Wealthy investors will continue to be careful with their money, Schwab found in a survey of 1,100 independent advisers with more than $252 billion in assets under management, the latest installment in its semi-annual Independent Advisor Outlook Study.
Thirty-two percent said “frugal spending habits” will be the new consumer behavior with the greatest staying power. This jibes with similar reports from Booz (see MME, Feb. 24, 2010, “Consumers Can’t Shake Frugality, Booz Survey Shows”) and Allianz (see MME, Feb. 10, 2010, “New 6% Savings Rate to Funnel $800 Billion to Investments Annually”).
In the Schwab survey, the emphasis on frugality was followed by a “focus on saving money," cited by 26% of the advisers. All told, 59% of advisers expect consumer savings to increase in the next six months, and 62% said their clients are more focused on paying off debt.
That said, 55% of the advisers believe the current national savings rate of 4.8% should be at least 9%.
“Advisers tell us that the pain of the last 18 months may have been the catalyst for some positive behavioral changes regarding saving and personal financial responsibility,” said Bernie Clark, senior vice president and head of Charles Schwab.
Perhaps because of their clients’ new sensitivity to saving, only 57% of advisers said achieving client goals will be “very or somewhat difficult,” down significantly from 84% who were pessimistic about this a year ago.
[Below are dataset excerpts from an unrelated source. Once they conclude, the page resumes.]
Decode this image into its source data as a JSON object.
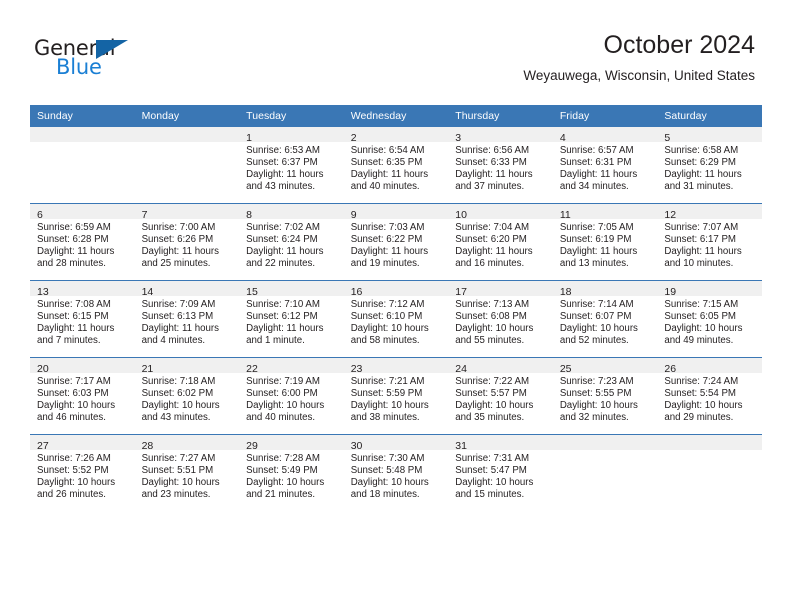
{
  "logo": {
    "word_top": "General",
    "word_bottom": "Blue",
    "accent_color": "#1464a5",
    "blue_text_color": "#1a7fd4",
    "triangle_icon": "triangle-icon"
  },
  "header": {
    "title": "October 2024",
    "subtitle": "Weyauwega, Wisconsin, United States"
  },
  "theme": {
    "header_blue": "#3a77b5",
    "day_band_gray": "#f0f0f0",
    "text_color": "#231f20"
  },
  "calendar": {
    "weekdays": [
      "Sunday",
      "Monday",
      "Tuesday",
      "Wednesday",
      "Thursday",
      "Friday",
      "Saturday"
    ],
    "weeks": [
      [
        {
          "day": "",
          "sunrise": "",
          "sunset": "",
          "daylight_line1": "",
          "daylight_line2": "",
          "empty": true
        },
        {
          "day": "",
          "sunrise": "",
          "sunset": "",
          "daylight_line1": "",
          "daylight_line2": "",
          "empty": true
        },
        {
          "day": "1",
          "sunrise": "Sunrise: 6:53 AM",
          "sunset": "Sunset: 6:37 PM",
          "daylight_line1": "Daylight: 11 hours",
          "daylight_line2": "and 43 minutes."
        },
        {
          "day": "2",
          "sunrise": "Sunrise: 6:54 AM",
          "sunset": "Sunset: 6:35 PM",
          "daylight_line1": "Daylight: 11 hours",
          "daylight_line2": "and 40 minutes."
        },
        {
          "day": "3",
          "sunrise": "Sunrise: 6:56 AM",
          "sunset": "Sunset: 6:33 PM",
          "daylight_line1": "Daylight: 11 hours",
          "daylight_line2": "and 37 minutes."
        },
        {
          "day": "4",
          "sunrise": "Sunrise: 6:57 AM",
          "sunset": "Sunset: 6:31 PM",
          "daylight_line1": "Daylight: 11 hours",
          "daylight_line2": "and 34 minutes."
        },
        {
          "day": "5",
          "sunrise": "Sunrise: 6:58 AM",
          "sunset": "Sunset: 6:29 PM",
          "daylight_line1": "Daylight: 11 hours",
          "daylight_line2": "and 31 minutes."
        }
      ],
      [
        {
          "day": "6",
          "sunrise": "Sunrise: 6:59 AM",
          "sunset": "Sunset: 6:28 PM",
          "daylight_line1": "Daylight: 11 hours",
          "daylight_line2": "and 28 minutes."
        },
        {
          "day": "7",
          "sunrise": "Sunrise: 7:00 AM",
          "sunset": "Sunset: 6:26 PM",
          "daylight_line1": "Daylight: 11 hours",
          "daylight_line2": "and 25 minutes."
        },
        {
          "day": "8",
          "sunrise": "Sunrise: 7:02 AM",
          "sunset": "Sunset: 6:24 PM",
          "daylight_line1": "Daylight: 11 hours",
          "daylight_line2": "and 22 minutes."
        },
        {
          "day": "9",
          "sunrise": "Sunrise: 7:03 AM",
          "sunset": "Sunset: 6:22 PM",
          "daylight_line1": "Daylight: 11 hours",
          "daylight_line2": "and 19 minutes."
        },
        {
          "day": "10",
          "sunrise": "Sunrise: 7:04 AM",
          "sunset": "Sunset: 6:20 PM",
          "daylight_line1": "Daylight: 11 hours",
          "daylight_line2": "and 16 minutes."
        },
        {
          "day": "11",
          "sunrise": "Sunrise: 7:05 AM",
          "sunset": "Sunset: 6:19 PM",
          "daylight_line1": "Daylight: 11 hours",
          "daylight_line2": "and 13 minutes."
        },
        {
          "day": "12",
          "sunrise": "Sunrise: 7:07 AM",
          "sunset": "Sunset: 6:17 PM",
          "daylight_line1": "Daylight: 11 hours",
          "daylight_line2": "and 10 minutes."
        }
      ],
      [
        {
          "day": "13",
          "sunrise": "Sunrise: 7:08 AM",
          "sunset": "Sunset: 6:15 PM",
          "daylight_line1": "Daylight: 11 hours",
          "daylight_line2": "and 7 minutes."
        },
        {
          "day": "14",
          "sunrise": "Sunrise: 7:09 AM",
          "sunset": "Sunset: 6:13 PM",
          "daylight_line1": "Daylight: 11 hours",
          "daylight_line2": "and 4 minutes."
        },
        {
          "day": "15",
          "sunrise": "Sunrise: 7:10 AM",
          "sunset": "Sunset: 6:12 PM",
          "daylight_line1": "Daylight: 11 hours",
          "daylight_line2": "and 1 minute."
        },
        {
          "day": "16",
          "sunrise": "Sunrise: 7:12 AM",
          "sunset": "Sunset: 6:10 PM",
          "daylight_line1": "Daylight: 10 hours",
          "daylight_line2": "and 58 minutes."
        },
        {
          "day": "17",
          "sunrise": "Sunrise: 7:13 AM",
          "sunset": "Sunset: 6:08 PM",
          "daylight_line1": "Daylight: 10 hours",
          "daylight_line2": "and 55 minutes."
        },
        {
          "day": "18",
          "sunrise": "Sunrise: 7:14 AM",
          "sunset": "Sunset: 6:07 PM",
          "daylight_line1": "Daylight: 10 hours",
          "daylight_line2": "and 52 minutes."
        },
        {
          "day": "19",
          "sunrise": "Sunrise: 7:15 AM",
          "sunset": "Sunset: 6:05 PM",
          "daylight_line1": "Daylight: 10 hours",
          "daylight_line2": "and 49 minutes."
        }
      ],
      [
        {
          "day": "20",
          "sunrise": "Sunrise: 7:17 AM",
          "sunset": "Sunset: 6:03 PM",
          "daylight_line1": "Daylight: 10 hours",
          "daylight_line2": "and 46 minutes."
        },
        {
          "day": "21",
          "sunrise": "Sunrise: 7:18 AM",
          "sunset": "Sunset: 6:02 PM",
          "daylight_line1": "Daylight: 10 hours",
          "daylight_line2": "and 43 minutes."
        },
        {
          "day": "22",
          "sunrise": "Sunrise: 7:19 AM",
          "sunset": "Sunset: 6:00 PM",
          "daylight_line1": "Daylight: 10 hours",
          "daylight_line2": "and 40 minutes."
        },
        {
          "day": "23",
          "sunrise": "Sunrise: 7:21 AM",
          "sunset": "Sunset: 5:59 PM",
          "daylight_line1": "Daylight: 10 hours",
          "daylight_line2": "and 38 minutes."
        },
        {
          "day": "24",
          "sunrise": "Sunrise: 7:22 AM",
          "sunset": "Sunset: 5:57 PM",
          "daylight_line1": "Daylight: 10 hours",
          "daylight_line2": "and 35 minutes."
        },
        {
          "day": "25",
          "sunrise": "Sunrise: 7:23 AM",
          "sunset": "Sunset: 5:55 PM",
          "daylight_line1": "Daylight: 10 hours",
          "daylight_line2": "and 32 minutes."
        },
        {
          "day": "26",
          "sunrise": "Sunrise: 7:24 AM",
          "sunset": "Sunset: 5:54 PM",
          "daylight_line1": "Daylight: 10 hours",
          "daylight_line2": "and 29 minutes."
        }
      ],
      [
        {
          "day": "27",
          "sunrise": "Sunrise: 7:26 AM",
          "sunset": "Sunset: 5:52 PM",
          "daylight_line1": "Daylight: 10 hours",
          "daylight_line2": "and 26 minutes."
        },
        {
          "day": "28",
          "sunrise": "Sunrise: 7:27 AM",
          "sunset": "Sunset: 5:51 PM",
          "daylight_line1": "Daylight: 10 hours",
          "daylight_line2": "and 23 minutes."
        },
        {
          "day": "29",
          "sunrise": "Sunrise: 7:28 AM",
          "sunset": "Sunset: 5:49 PM",
          "daylight_line1": "Daylight: 10 hours",
          "daylight_line2": "and 21 minutes."
        },
        {
          "day": "30",
          "sunrise": "Sunrise: 7:30 AM",
          "sunset": "Sunset: 5:48 PM",
          "daylight_line1": "Daylight: 10 hours",
          "daylight_line2": "and 18 minutes."
        },
        {
          "day": "31",
          "sunrise": "Sunrise: 7:31 AM",
          "sunset": "Sunset: 5:47 PM",
          "daylight_line1": "Daylight: 10 hours",
          "daylight_line2": "and 15 minutes."
        },
        {
          "day": "",
          "sunrise": "",
          "sunset": "",
          "daylight_line1": "",
          "daylight_line2": "",
          "empty": true
        },
        {
          "day": "",
          "sunrise": "",
          "sunset": "",
          "daylight_line1": "",
          "daylight_line2": "",
          "empty": true
        }
      ]
    ]
  }
}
Also, 31% of advisers said their clients need reassurance, down from 49%, and 65% expect the S&P 500 to rise in the next six months.
However, Clark urges advisers to continue to be conscientious about working with their clients: “We know from this study that advisers have spent considerable time over the past year communicating with their clients, but while many advisers say they are in more of a ‘back-to-business’ mode, there is clearly a continuing need for advisers to play a role as educators for their clients.”